My sister-in-law Amy Colton is the most organized person I know, having successfully managed everything in town (The Antiques and Garden Show, The Swan Ball, her husband!) but even so when she announced a MAJOR HOME RENOVATION, I wondered about her sanity!
Of course, worries unnecessary. Amy managed a extensive master bedroom, bath, kitchen, laundry room, and office remodel/addition on time and on budget (mostly.) All while living in the house!
In two posts (Before Renovation and During Construction,) she describes her top renovation tips.
Fear not– you can do this too! (all photos “before)
But as Amy says, careful planning, patience, flexibility, and the occasional snacks are essential to the success of your project. And now from Amy–
1-Do Your Research
Careful planning is the key – do your research! This is the most important step of the entire process, as your architect, contractor and/or designer cannot help you if you do not know what you want. Be specific!
Take note of features you like in your friends’ homes, ask friends what they love about their houses, and go to open houses or planned home tours. Talk to experts – we met with our appliance repairman for two hours to find out what he thought were the best appliances and why. Take one of your dinner plates to an appliance store and make sure it fits in the fancy dishwasher drawer you are considering. Measure the depth of the refrigerator to see if the Costco pizza box will fit.
A lot of endless hours browsing the many websites catering to the home and decor industries (I found HOUZZ to be the most user-friendly and helpful). Make a “dream” list – you can always cut back later if it gets too pricey.
Get an accordion file, spiral notebook with pockets and/or large envelope to hold the (endless) bids, invoices, receipts and notes you will have to keep up with throughout the process. I was surprised how often we had to reference them.
3-Grab a Pencil
Make lists and take COPIOUS notes. Before AND during renovation.
4-Measure Twice, Cut Once
Once you have drawn plans, understand what you are getting.
We marked out the plan of our new kitchen with blue tape on the floor of our garage and were surprised how different the space looked than it did on paper. Six inches or even a foot doesn’t seem like much when you look at it on a ruler but it can make the difference between a tight or comfortable space when moving around your kitchen.
It goes without saying that the earlier in the process you catch mistakes or make changes, the easier (read: less expensive) it will be.
5-Prepare a Detailed RFP
The devil is in the details. The more you decide in advance of bidding out your plans, the more accurate your bid will be to the final cost of your project.
If your contractor included pricing for tile on your kitchen counter, you will have a big surprise when he gives you the bill for the honed marble you selected.
So before you put your plans out to bid you should have a full electrical plan in place (can light or fixture, dimmers, 3 way plugs, switch plate covers?), all features of cabinets selected (overlay or inset doors, soft close drawers, pull out drawers in lower cabinets, style of doors), type of flooring (wood, tile or natural stone) and know what appliances and plumbing fixtures you want.

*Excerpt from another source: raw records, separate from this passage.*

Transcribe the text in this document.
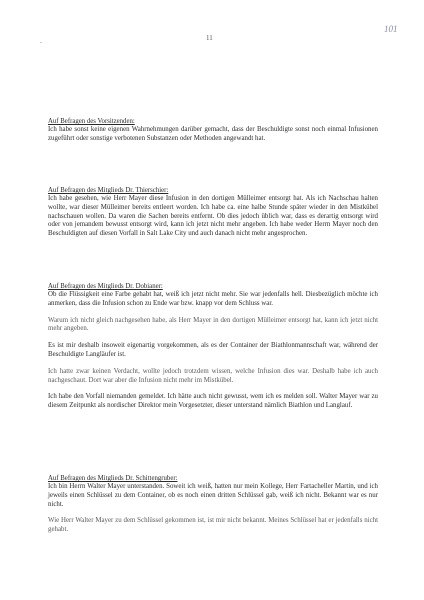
-
11
101

Auf Befragen des Vorsitzenden:

Ich habe sonst keine eigenen Wahrnehmungen darüber gemacht, dass der Beschuldigte sonst noch einmal Infusionen zugeführt oder sonstige verbotenen Substanzen oder Methoden angewandt hat.

Auf Befragen des Mitglieds Dr. Thierschier:

Ich habe gesehen, wie Herr Mayer diese Infusion in den dortigen Mülleimer entsorgt hat. Als ich Nachschau halten wollte, war dieser Mülleimer bereits entleert worden. Ich habe ca. eine halbe Stunde später wieder in den Mistkübel nachschauen wollen. Da waren die Sachen bereits entfernt. Ob dies jedoch üblich war, dass es derartig entsorgt wird oder von jemandem bewusst entsorgt wird, kann ich jetzt nicht mehr angeben. Ich habe weder Herrn Mayer noch den Beschuldigten auf diesen Vorfall in Salt Lake City und auch danach nicht mehr angesprochen.

Auf Befragen des Mitglieds Dr. Dobianer:

Ob die Flüssigkeit eine Farbe gehabt hat, weiß ich jetzt nicht mehr. Sie war jedenfalls hell. Diesbezüglich möchte ich anmerken, dass die Infusion schon zu Ende war bzw. knapp vor dem Schluss war.

Warum ich nicht gleich nachgesehen habe, als Herr Mayer in den dortigen Mülleimer entsorgt hat, kann ich jetzt nicht mehr angeben.

Es ist mir deshalb insoweit eigenartig vorgekommen, als es der Container der Biathlonmannschaft war, während der Beschuldigte Langläufer ist.

Ich hatte zwar keinen Verdacht, wollte jedoch trotzdem wissen, welche Infusion dies war. Deshalb habe ich auch nachgeschaut. Dort war aber die Infusion nicht mehr im Mistkübel.

Ich habe den Vorfall niemanden gemeldet. Ich hätte auch nicht gewusst, wem ich es melden soll. Walter Mayer war zu diesem Zeitpunkt als nordischer Direktor mein Vorgesetzter, dieser unterstand nämlich Biathlon und Langlauf.

Auf Befragen des Mitglieds Dr. Schittengruber:

Ich bin Herrn Walter Mayer unterstanden. Soweit ich weiß, hatten nur mein Kollege, Herr Fartacheller Martin, und ich jeweils einen Schlüssel zu dem Container, ob es noch einen dritten Schlüssel gab, weiß ich nicht. Bekannt war es nur nicht.

Wie Herr Walter Mayer zu dem Schlüssel gekommen ist, ist mir nicht bekannt. Meines Schlüssel hat er jedenfalls nicht gehabt.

It will help the bidders and you will have a better idea of the true cost of your renovation.
6-Ask About Features
Ask your architect what the pros and cons of a particular feature are if you are wavering about it.
Your architect is there to be your advisor but also may not tell you the downside of something if you have expressed enthusiasm for it. We had conversations about stand-alone vs. built-in bathtubs, tank vs. tankless water heaters, glass front cabinets, counter height and more.
Recycle what you can from your old space to the new.
We put old kitchen windows into a new basement room, kitchen granite was used on the laundry counter and the kitchen double sink was cut in half and the larger piece now serves as our laundry room sink.
8-Question the Bid
When selecting your contractor, be sure you understand exactly what their bid covers (some include appliances, some do not), how inevitable changes are handled (is it a fixed bid or do they add a percentage to new costs) and what their timeframe is (do you want to tie a bonus or a penalty to a completion date?)
Once you have selected your contractor, work with them to make a calendar of dates for the project.
What are the deadlines for making selections such as appliances (cabinets can’t be ordered without appliance specifications), bath and kitchen fixtures, counter tops and paint colors? Note when you will be out of town, when they will be out of town and any holidays when there will be no workers at your house.
Update this calendar periodically as dates (inevitably) change (rain delays, illness of subcontractor, backordered items, etc.). If you are working with a designer, add their dates as well.
10-Gather the Entire Team
If possible, meet with your architect, contractor (and possibly designer too) all together. There are inevitably some issues that require input from the whole team and problems get solved very quickly when they are all looking at something and discussing solutions together! (*this may happen during construction rather than before).
11-Make a Hard Deadline
Using the calendar you and your contractor put together, make plans to host a party or have weekend guests at a reasonable date following the construction.
It helps (everyone, including you!) to have a looming (motivating?) hard deadline and you will be surprised at the energy it generates!